We passed Hackensack on the freeway to the New Jersey Turnpike. Newark Penn station for the Ironbound,  Suzanne Vega to Tony Soprano in a single tannoy call. We were a group of unlikely gangsters, followed by a state trooper for a spell. Don't look in the trunk, I thought, you'll find a Tesco bag-for-life full of unwashed boxers. After that preamble, I had a dead day between two work weeks and that's always dangerous. I took the shuttle from my jaded airport hotel to the air-train and then to the proper train to Penn Station. In that underground warren I got lost and intimidated in a world that might have inspired The Lamb Lies Down on Broadway, with references all around her, from Times Square to Broadway. I finally emerging from what turned out to be the bowels of Madison Square Garden. That brought the memory of among other things, Jimmy Page performing wicked acts with a violin bow.  Ali and Frazier slugged it out somewhere overhead. Marilyn Munroe sang happy birthday to JFK, a real Fairytale of New York. John Lennon's last major performance was here. Biblical trumpets sound and great towers and icons fall.
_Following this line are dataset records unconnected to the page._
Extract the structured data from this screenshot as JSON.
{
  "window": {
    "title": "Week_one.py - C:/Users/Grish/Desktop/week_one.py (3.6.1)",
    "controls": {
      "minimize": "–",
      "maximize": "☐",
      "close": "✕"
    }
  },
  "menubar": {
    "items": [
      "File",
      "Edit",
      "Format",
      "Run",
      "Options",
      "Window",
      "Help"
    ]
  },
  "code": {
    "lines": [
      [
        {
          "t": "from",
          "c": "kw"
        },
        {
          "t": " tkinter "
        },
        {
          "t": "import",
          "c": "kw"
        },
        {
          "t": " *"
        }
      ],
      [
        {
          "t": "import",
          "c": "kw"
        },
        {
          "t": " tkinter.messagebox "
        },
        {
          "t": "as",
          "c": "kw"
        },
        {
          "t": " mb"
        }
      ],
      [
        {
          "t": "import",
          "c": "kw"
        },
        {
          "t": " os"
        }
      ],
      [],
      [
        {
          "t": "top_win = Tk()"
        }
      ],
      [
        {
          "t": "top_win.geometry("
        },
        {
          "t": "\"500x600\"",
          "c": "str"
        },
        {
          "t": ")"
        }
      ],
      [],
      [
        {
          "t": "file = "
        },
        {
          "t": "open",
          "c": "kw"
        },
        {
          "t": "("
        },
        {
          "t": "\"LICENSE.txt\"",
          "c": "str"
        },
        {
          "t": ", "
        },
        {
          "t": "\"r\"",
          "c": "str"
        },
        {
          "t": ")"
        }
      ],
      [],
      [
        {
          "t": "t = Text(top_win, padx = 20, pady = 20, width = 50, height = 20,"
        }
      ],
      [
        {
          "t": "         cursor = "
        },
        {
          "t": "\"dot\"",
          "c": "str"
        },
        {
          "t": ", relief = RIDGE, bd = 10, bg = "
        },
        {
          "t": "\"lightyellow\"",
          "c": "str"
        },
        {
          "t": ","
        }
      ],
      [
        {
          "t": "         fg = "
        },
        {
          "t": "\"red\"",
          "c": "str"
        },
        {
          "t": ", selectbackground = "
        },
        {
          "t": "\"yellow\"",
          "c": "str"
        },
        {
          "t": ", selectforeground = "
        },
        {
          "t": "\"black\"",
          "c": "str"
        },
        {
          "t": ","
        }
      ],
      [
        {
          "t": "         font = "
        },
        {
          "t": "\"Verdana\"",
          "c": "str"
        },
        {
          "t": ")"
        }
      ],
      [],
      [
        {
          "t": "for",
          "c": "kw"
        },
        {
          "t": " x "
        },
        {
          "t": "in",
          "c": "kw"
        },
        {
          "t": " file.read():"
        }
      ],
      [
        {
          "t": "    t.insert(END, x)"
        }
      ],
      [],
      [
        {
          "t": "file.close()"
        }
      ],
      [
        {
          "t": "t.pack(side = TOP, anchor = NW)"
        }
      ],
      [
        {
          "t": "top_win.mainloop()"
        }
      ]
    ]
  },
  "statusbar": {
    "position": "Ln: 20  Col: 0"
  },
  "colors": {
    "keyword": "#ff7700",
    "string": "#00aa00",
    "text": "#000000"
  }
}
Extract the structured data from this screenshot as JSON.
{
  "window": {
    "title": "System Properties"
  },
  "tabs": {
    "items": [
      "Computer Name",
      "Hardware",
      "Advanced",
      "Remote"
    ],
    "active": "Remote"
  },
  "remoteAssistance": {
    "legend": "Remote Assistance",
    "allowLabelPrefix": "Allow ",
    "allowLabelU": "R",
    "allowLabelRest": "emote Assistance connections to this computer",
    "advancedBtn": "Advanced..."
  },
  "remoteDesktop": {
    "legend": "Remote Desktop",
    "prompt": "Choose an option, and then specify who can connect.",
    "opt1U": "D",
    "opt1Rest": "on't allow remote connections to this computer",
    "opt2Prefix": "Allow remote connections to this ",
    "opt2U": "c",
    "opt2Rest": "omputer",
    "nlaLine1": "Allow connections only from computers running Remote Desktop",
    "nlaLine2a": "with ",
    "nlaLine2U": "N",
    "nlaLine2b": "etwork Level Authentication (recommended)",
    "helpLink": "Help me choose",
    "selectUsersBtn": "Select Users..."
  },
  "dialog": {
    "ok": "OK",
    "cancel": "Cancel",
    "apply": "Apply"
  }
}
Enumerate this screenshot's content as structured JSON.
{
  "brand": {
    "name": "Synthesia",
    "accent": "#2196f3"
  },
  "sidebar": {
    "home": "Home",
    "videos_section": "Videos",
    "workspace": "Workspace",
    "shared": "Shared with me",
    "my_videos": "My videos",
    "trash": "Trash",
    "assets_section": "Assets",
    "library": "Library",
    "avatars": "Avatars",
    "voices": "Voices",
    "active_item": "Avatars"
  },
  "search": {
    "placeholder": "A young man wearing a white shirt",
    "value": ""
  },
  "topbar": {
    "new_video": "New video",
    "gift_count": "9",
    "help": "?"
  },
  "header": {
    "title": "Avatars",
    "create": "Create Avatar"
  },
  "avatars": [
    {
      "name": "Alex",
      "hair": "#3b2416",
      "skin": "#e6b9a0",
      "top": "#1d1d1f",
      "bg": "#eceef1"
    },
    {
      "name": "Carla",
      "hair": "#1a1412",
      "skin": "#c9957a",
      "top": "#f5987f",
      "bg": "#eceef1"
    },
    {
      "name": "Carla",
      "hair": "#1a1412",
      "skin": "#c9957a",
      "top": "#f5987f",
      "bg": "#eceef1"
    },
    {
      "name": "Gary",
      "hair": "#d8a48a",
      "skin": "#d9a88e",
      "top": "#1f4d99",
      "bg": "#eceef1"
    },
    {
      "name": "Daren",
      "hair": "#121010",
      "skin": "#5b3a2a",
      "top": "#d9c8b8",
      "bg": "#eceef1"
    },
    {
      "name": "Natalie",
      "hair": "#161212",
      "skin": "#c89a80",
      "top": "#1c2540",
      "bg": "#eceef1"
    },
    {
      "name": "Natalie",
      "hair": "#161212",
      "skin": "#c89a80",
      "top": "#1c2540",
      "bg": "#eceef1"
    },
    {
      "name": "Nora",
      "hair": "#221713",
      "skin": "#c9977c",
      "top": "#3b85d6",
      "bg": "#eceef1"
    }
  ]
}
People in coffee shops were polite through gritted teeth. I think they wanted to be rude, but maybe they thought it would make me a happy tourist, so they weren't. There were derelicts with a curious state of mind dodging the traffic.  There were mean-eyed cops in doughnut shops. I didn't get as far as Tom's Diner, or a walk on Madison Avenue, and I couldn't find a skateboard punk rocker  but not for want of trying. I was surprised to find that the sad and lovely Kettering is a reference to an institution in New York and not the town on the A14. There was no buzz. Instead there was a turbine of movement accompanied by a fierce bassline which it will take me a while to process. I take pleasure in being alone in a crowd and in that one regard, New York City was an unfettered joy. Unlike Vegas, I may have to come back. There is some siren thing here, a hint of the Angel.

All of this made me realise that if I had landed in New York in my teens, intending to spend a day and fly straight home, I am quite sure I woild have lost myself and never gone home at all. In the end, at eighteen, I spent my Saturday job money on a fellwalking trip where I discovered heaven in the mountains and valleys of the Western Lakes. I would say that I never looked back, which is not true, but over the years that teenage dream has turned into a very different, lifelong yearning for a true spiritual home where, one day, I intend to fall asleep under a high crag and never wake up. Which would, it has to be said, be a more satisfying end than a desolate backstreet in New York City.